Si le prêt est immédiatement exigible, l’héritier doit le rembourser à la succession, ce qui augmente l’actif partageable entre les co-héritiers.

2.2- Dette non exigible

Si le prêt n’est pas encore échu, la dette est attribuée à l’héritier débiteur dans le cadre du partage. Toutefois, si la somme due excède les droits de l’héritier sur la succession, ce dernier reste redevable du solde dans les conditions du contrat initial.

3- Prohibition des pactes sur succession future

Le Code civil interdit les pactes sur succession future, c’est-à-dire les accords modifiant les modalités de transmission avant l’ouverture de la succession. Une clause stipulant que le remboursement d’un prêt sera exclusivement pris en charge par les héritiers est donc nulle.

Toutefois, la jurisprudence distingue les situations :

  • Si la créance existe au moment du prêt et que l’exécution est simplement différée jusqu’au décès, elle peut être valide.
  • Si la clause impose une obligation successorale exclusive, elle est frappée de nullité.

4- Conditions et implications d’un prêt remboursable à la succession

4.1- Validité des clauses de remboursement différé

Un prêt avec un remboursement reporté au décès peut être accepté s’il prévoit des échéances régulières.

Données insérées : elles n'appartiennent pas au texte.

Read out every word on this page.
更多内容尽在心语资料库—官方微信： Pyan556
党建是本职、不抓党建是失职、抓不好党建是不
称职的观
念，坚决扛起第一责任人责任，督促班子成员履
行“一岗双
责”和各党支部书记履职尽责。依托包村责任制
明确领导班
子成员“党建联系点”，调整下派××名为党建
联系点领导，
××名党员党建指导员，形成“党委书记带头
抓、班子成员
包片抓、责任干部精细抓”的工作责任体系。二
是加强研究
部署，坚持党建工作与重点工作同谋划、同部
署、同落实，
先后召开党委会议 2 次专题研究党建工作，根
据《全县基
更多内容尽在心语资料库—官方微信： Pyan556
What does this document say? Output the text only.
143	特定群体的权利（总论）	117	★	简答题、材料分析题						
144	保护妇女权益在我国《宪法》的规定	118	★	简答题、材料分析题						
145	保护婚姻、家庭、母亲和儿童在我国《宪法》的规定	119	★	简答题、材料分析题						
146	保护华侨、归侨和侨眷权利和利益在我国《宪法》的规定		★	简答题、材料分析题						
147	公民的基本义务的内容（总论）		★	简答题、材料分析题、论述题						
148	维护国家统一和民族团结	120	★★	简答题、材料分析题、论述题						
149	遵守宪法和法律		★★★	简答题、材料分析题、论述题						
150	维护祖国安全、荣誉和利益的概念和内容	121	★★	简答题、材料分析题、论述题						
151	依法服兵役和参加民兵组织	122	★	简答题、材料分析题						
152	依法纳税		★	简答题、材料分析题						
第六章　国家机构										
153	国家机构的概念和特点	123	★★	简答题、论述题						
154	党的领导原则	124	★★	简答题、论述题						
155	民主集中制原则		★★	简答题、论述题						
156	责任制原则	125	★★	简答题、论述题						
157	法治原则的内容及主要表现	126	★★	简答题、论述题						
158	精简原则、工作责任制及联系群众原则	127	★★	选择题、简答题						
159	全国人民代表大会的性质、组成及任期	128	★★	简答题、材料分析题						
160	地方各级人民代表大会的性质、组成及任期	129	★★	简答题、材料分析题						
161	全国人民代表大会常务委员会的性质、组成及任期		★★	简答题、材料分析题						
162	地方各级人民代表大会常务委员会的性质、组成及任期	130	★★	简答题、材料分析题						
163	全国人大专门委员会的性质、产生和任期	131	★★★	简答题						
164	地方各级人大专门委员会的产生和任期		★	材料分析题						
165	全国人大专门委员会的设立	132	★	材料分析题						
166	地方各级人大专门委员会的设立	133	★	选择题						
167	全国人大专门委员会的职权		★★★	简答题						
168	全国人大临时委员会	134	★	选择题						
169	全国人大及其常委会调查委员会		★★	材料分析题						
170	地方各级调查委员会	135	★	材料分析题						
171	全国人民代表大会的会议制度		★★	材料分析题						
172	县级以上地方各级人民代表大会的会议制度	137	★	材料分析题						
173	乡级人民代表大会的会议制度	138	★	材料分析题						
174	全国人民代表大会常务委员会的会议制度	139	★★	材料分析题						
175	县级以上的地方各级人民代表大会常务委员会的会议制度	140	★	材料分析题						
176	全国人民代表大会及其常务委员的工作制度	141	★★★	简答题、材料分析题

Une simple suspension du paiement jusqu’à la succession ne doit pas constituer une obligation successorale exclusive, sous peine d’être contestée.

4.2- Traitement fiscal et successoral

Un prêt en cours au moment du décès est inscrit au passif de la succession. Il est déductible pour le calcul des droits de succession à condition de prouver son existence via :

  • un acte notarié,
  • un acte sous seing privé avec date certaine.

Si le prêt a été remis sans remboursement, cette remise est considérée comme une donation indirecte et doit être rapportée à la succession.

5- Jurisprudence et décisions de justice

5.1- Validité des conventions de remboursement différé

La Cour de cassation a admis qu’une reconnaissance de dette prévoyant un remboursement au décès du prêteur pouvait être valide si elle conférait un droit actuel de créance au prêteur. En revanche, les clauses imposant un remboursement uniquement par la succession ont été jugées nulles.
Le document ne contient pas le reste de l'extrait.